I’ve checked to make sure KeReleaseSpinLock() is called before IoCompleteRequest() in any cases where the spinlock is acquired.

Would this happen if the vendor’s driver is calling one of our functions at something higher than DISPATCH_LEVEL and then we call IoCompleteRequest() or would that be a different bug check error code? I can’t imagine they would do that because that would mean they would be calling our function from their ISR.

Thanks for your input on this.
Erik

Do you have enough logging to tell which request triggers this? That might help. IoCompleteRequest can be called at dispatch level just fine. This is not about completion, this is happening when a driver returns back to the user.

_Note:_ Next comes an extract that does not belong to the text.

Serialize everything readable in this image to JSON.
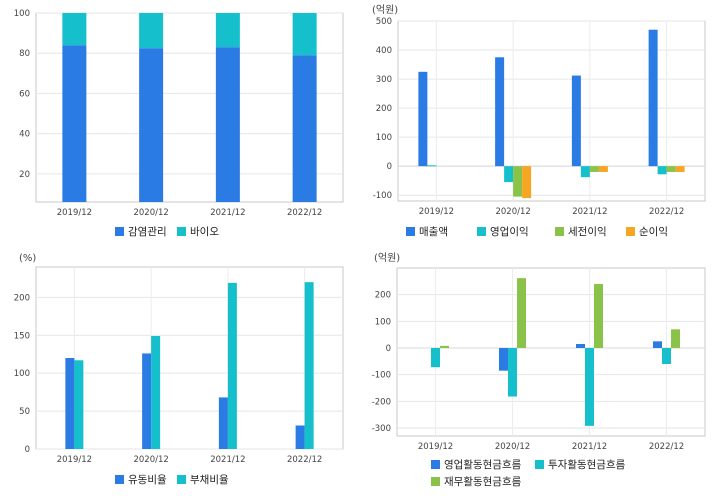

So far still no luck reproducing this in our environment.
I’m going to see if the customer will be gracious enough to let me try and debug it in their environment.

I’ve been looking at the cancellation routine code, thinking maybe the user mode app is crashing with an IRP in flight.

I see something that looks a little odd in the cancel routine:

OldIRQL = KeGetCurrentIrql();

if (OldIRQL < DISPATCH_LEVEL)
KeAcquireSpinLock(&DeviceExtension->TSPISpinLock, &OldIRQL);
else
KeAcquireSpinLockAtDpcLevel(&DeviceExtension->TSPISpinLock);

… (do some stuff with spinlock held)

if (OldIRQL < DISPATCH_LEVEL)
KeReleaseSpinLock(&DeviceExtension->TSPISpinLock, OldIRQL);
else
KeReleaseSpinLockFromDpcLevel(&DeviceExtension->TSPISpinLock);

I don’t see the advantage of using KeAcquireSpinLockAtDpcLevel/KeReleaseSpinLockFromDpcLevel in a cancellation routine.

So I was finally able to reproduce this in our environment and I found that downgrading the vendor’s driver to an older version stopped it from crashing. I’m still not sure if their driver is crashing or if it’s behaving in a way that causes ours to crash. Will be debugging it further now that I can reproduce it.

Just thought I would follow up with the resolution to this issue.

There was a certain condition in our code that would cause KeReleaseSpinLock to get called twice on the same lock.
I was surprised that SDV didn’t flag it.

The way I finally found it was by writing wrapper routines around KeAcquireSpinLock and KeReleaseSpinLock that incremented and decremented a counter. If the counter ever went above 1 or below 0, I manually bugchecked the system.

This was tricky to debug because there wasn’t an immediate crash and in our case the timing had to be just right for it to travel down the code path where the 2nd release of the lock occurred.

Thanks for following-up. That’s always helpful for the archives.

KeAcquireSpinLock and KeReleaseSpinLock are really very simple functions, and – as you’ve discovered – do no error checking. It IS disappointing that SDV didn’t catch this. Hmmmm…

Again, thanks for following up. Great bug!

Peter